Advertisement

A small exhibit shows the great creativity of disabled artists.

Share
Times Staff Writer

Vivid canvasses depicting sad-faced clowns and sharp-featured Indians, abstract shapes and pastoral settings, adorn smooth white walls.

There are sculptures too: a white marble centerpiece, a maiden painted brown and three ceramic pieces of humans in unusual positions.

The subjects are not unheard of; the brush strokes are not revolutionary; the setting is not grand.

Advertisement

But this small art exhibit in the Santa Fe Springs Library is unique for another reason: the artists themselves.

The creations belong to the Artability Artists, a small, dedicated group of professional and amateur sculptors and painters who have disabilities ranging from blindness to paralysis.

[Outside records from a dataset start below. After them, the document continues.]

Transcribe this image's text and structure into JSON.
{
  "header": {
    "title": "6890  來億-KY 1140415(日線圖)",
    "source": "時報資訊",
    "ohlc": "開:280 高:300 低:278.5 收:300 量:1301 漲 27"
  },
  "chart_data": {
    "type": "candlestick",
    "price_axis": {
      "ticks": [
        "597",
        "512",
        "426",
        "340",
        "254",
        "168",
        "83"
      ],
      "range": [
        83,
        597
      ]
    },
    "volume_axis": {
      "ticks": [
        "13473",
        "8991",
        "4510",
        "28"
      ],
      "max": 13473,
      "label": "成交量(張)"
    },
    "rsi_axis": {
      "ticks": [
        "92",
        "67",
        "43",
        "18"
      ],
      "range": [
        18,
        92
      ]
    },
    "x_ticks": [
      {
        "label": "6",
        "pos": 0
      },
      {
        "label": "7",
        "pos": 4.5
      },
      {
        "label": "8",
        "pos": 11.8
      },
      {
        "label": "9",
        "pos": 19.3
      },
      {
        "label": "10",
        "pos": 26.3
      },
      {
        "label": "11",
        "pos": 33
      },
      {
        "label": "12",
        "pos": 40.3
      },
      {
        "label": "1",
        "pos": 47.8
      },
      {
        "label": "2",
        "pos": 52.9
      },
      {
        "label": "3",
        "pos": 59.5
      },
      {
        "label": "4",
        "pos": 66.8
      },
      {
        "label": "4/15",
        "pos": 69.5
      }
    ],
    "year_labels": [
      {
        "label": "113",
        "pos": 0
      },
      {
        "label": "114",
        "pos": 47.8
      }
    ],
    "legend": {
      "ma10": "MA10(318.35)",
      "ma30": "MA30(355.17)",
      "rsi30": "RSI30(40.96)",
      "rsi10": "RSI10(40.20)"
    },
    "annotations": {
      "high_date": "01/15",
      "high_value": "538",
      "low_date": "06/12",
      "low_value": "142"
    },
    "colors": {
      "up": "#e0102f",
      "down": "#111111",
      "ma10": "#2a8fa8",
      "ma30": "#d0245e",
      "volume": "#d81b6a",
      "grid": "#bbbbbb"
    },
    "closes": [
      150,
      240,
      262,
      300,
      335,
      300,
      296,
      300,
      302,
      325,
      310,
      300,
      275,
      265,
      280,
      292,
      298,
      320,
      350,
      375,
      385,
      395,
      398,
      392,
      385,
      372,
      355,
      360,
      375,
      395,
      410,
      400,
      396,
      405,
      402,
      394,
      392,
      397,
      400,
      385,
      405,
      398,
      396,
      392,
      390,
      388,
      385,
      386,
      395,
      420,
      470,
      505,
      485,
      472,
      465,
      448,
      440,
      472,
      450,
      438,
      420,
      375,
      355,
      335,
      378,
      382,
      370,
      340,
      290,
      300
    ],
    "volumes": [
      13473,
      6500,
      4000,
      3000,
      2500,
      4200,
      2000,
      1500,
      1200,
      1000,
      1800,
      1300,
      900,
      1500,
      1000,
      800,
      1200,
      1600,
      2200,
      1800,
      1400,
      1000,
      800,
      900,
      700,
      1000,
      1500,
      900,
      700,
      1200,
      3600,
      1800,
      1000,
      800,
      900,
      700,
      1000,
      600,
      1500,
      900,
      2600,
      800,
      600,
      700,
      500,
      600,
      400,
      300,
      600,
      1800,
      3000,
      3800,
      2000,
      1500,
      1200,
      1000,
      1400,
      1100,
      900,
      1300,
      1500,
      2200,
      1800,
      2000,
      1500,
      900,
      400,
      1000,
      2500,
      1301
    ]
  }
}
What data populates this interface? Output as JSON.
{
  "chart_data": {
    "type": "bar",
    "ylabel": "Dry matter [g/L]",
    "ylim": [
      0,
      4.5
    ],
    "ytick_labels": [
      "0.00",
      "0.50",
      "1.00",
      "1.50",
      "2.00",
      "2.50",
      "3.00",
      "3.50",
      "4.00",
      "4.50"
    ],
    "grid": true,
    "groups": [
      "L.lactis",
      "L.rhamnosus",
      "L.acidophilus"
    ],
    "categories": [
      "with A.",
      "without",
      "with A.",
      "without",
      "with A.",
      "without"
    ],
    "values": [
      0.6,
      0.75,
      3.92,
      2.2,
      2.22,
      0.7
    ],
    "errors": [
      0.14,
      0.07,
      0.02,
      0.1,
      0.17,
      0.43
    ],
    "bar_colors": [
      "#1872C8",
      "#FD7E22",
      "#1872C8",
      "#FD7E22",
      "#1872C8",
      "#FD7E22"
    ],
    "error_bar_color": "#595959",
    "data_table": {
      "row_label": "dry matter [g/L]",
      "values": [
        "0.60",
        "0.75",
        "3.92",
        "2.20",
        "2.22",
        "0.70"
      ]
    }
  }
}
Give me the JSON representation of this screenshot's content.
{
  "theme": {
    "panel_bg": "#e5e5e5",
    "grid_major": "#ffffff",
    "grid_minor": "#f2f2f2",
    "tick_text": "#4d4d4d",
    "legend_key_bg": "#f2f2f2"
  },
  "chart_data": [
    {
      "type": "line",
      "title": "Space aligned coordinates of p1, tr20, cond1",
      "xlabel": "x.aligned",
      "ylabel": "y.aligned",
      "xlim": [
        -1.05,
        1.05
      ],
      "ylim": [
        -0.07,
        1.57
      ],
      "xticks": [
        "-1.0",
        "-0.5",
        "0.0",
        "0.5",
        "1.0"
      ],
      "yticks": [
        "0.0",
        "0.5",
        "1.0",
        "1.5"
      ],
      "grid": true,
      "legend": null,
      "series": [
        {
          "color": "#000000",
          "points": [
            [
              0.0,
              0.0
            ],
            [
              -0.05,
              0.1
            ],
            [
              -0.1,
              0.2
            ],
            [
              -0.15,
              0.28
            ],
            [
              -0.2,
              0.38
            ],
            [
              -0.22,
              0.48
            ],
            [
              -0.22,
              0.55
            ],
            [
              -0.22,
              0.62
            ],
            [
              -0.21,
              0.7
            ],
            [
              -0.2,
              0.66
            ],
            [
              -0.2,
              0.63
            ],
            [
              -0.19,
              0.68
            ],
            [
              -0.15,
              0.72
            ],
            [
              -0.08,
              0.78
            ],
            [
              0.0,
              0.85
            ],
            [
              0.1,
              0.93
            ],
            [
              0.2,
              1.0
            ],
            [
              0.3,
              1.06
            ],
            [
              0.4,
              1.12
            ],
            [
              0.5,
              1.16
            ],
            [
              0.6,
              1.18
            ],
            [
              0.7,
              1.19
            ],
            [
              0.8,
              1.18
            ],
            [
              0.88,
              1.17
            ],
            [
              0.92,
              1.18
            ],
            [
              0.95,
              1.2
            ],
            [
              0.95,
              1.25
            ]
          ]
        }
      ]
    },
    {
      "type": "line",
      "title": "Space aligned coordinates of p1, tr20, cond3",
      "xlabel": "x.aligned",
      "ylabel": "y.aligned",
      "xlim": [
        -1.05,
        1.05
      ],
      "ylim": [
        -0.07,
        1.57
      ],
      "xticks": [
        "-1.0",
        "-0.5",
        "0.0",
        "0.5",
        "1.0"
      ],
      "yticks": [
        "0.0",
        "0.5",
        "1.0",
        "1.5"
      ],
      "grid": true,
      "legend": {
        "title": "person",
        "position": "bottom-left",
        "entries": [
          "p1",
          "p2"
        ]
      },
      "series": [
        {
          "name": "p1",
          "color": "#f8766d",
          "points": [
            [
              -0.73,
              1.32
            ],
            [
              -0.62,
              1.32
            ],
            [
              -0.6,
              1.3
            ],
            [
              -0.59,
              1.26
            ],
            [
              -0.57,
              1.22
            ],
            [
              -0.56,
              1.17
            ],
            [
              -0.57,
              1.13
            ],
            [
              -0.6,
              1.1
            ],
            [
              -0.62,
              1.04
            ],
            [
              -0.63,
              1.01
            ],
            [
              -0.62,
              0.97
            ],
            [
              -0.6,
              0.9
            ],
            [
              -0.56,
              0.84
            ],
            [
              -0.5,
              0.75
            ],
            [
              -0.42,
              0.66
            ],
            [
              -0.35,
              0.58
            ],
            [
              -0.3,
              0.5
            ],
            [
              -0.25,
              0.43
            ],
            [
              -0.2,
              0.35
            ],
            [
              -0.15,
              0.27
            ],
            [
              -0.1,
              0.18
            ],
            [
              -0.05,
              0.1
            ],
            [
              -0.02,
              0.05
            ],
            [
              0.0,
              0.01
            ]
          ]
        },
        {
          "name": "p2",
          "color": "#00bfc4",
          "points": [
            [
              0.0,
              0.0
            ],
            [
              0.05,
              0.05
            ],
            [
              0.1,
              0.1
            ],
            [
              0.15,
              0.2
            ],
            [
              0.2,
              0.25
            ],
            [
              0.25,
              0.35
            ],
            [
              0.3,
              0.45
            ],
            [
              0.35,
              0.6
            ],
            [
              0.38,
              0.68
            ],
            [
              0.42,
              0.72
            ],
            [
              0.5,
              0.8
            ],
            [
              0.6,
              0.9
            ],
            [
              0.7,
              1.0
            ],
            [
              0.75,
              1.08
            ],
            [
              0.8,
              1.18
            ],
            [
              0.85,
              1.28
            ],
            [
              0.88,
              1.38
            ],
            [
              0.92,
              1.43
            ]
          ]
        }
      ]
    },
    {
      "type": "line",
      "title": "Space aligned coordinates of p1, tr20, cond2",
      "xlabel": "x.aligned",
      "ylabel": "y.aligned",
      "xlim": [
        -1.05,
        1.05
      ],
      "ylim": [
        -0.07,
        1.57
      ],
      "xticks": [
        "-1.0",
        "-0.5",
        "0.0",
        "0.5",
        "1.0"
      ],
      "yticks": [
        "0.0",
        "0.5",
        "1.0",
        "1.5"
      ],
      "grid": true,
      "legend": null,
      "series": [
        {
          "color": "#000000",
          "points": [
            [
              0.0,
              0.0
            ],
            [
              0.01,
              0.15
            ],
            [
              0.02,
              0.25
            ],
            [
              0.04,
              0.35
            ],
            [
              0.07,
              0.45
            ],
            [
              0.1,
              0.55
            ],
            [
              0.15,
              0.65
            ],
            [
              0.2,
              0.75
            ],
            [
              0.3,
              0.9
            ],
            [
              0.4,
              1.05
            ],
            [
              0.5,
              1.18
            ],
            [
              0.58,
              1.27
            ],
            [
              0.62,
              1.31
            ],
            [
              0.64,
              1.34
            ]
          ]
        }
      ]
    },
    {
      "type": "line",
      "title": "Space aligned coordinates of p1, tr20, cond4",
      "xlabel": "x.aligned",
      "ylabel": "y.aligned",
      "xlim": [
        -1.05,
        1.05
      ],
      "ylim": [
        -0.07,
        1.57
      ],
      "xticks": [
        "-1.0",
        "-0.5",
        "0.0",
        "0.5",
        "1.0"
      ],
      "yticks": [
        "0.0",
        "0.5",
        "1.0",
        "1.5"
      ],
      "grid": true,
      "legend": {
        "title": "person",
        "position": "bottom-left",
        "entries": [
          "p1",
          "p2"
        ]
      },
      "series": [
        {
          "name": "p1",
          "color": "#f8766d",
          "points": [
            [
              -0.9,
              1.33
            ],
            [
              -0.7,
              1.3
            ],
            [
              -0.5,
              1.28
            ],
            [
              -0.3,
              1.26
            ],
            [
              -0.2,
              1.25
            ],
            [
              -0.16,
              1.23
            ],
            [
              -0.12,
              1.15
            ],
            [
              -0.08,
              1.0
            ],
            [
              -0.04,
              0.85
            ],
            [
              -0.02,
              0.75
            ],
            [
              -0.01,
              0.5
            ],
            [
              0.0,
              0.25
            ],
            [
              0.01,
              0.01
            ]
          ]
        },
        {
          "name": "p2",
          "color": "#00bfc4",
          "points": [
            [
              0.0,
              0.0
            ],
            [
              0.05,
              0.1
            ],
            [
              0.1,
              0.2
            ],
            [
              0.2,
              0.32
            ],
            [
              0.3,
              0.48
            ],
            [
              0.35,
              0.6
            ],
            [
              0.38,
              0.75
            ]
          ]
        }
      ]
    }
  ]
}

Their exhibit is the first group display in the Southeast area, but they hope not their last. Any visibility for these artists is welcome.

Just ask Robert Thome, a Montebello resident who suffered a broken spinal cord and has been painting with a mouth brush for eight years.

When he first started painting, he had a hard time selling his art.

“Once in a while people would buy them for $10,” said Thome, who began his career by doing shows in shopping malls and functions for the disabled. He soon graduated to mainstream conventions and art festivals.

“Anywhere we can show, we’ll show,” said Thome, who now fetches up to $600 for his paintings.

Advertisement

Thome--who has received widespread publicity and recently became a member of the prestigious International Foot and Mouth Painters Assn.--said he joined the group for the camaraderie and encouragement and at the same time gave his career a boost.

The Artability Artists began five years ago when a Daniel Freeman Memorial Hospital administrator pitched the idea to her boss. The hospital agreed to sponsor the nonprofit group and provide them with support such as clerical help, expenses for printing costs and a meeting room for their monthly meetings, said Susan Keirn, a rehabilitation coordinator at the Inglewood-based hospital. The group also receives physical help from able-bodied people such as Kathy Thome, Robert’s wife, who helps coordinate activities such as setting up exhibits.

The group’s popularity has grown and members now regularly exhibit at the National Rehabilitation Assn. convention and the Very Special Arts Festival in Los Angeles. More recently, the artists displayed works and held demonstrations at the Orange County Fair.

“Even though we’re disabled, we’re still able,” said Jean Cook, a 53-year-old quadriplegic who lives in Long Beach. The group is important for the artists, she said, for “giving moral support and trading ideas.”

She said the exposure the artists receive when doing shows is important because most “work on a shoestring.” If one of their paintings or sculptures is sold, 10% of the purchase price goes back to the group to help buy materials and pay transportation costs to exhibits.

“We try encouraging one another,” Cook said. “Otherwise we would be an island in the ocean all by ourselves.”

Advertisement

One of the most striking pieces is a sculpture titled “Handicapped” by Jose Miguel, who is blind. The gold ceramic figure is a centaur holding a mermaid, with both bodies melded into one. Miguel also is exhibiting two other works that depict the human body. “We Are One” is a body sitting in lotus position that is half man and half woman; “Head Over Heels,” a humorous figure, depicts a human head plunked on the top of two feet.

The group was invited to show at the library after Thome did his second one-man show there in June. Thome was a football player at Pioneer High School in 1969 when he suffered an injury that left him paralyzed from the neck down. After going through 10 years of depression, he met Kathy and began work on his childhood dream of becoming an artist.

Many of the 14 artists--from as far away as Tulare and Lake Elsinore--have similar experiences. Said Abdelsayed, a Tustin resident who paints in oils, was a premed student when he was paralyzed from the waist down in a car accident. Beverly Brody, who paints oil portraits from her home in Canoga Park, was stricken by polio when she was a teen-ager. Westminster resident Keith Fires, who creates graphics with the use of math and computers, contracted muscular dystrophy when he was 1 year old.

But all emphatically state that what they do is more important than how they do it.

“We want to concentrate on our abilities rather than our disabilities,” Thome said.

Cook added that even though the group has made a name for itself, many of the artists also receive individual attention.

“We try to help one another,” she said. “We’ve become friends. That helps.”

The exhibit can be seen in the large meeting room during Santa Fe Springs Library hours: 10 a.m. to 9 p.m. Monday through Thursday, 10 a.m. to 6 p.m. Friday, and 10 a.m. to 5 p.m. Saturday. The library is at 11710 Telegraph Road.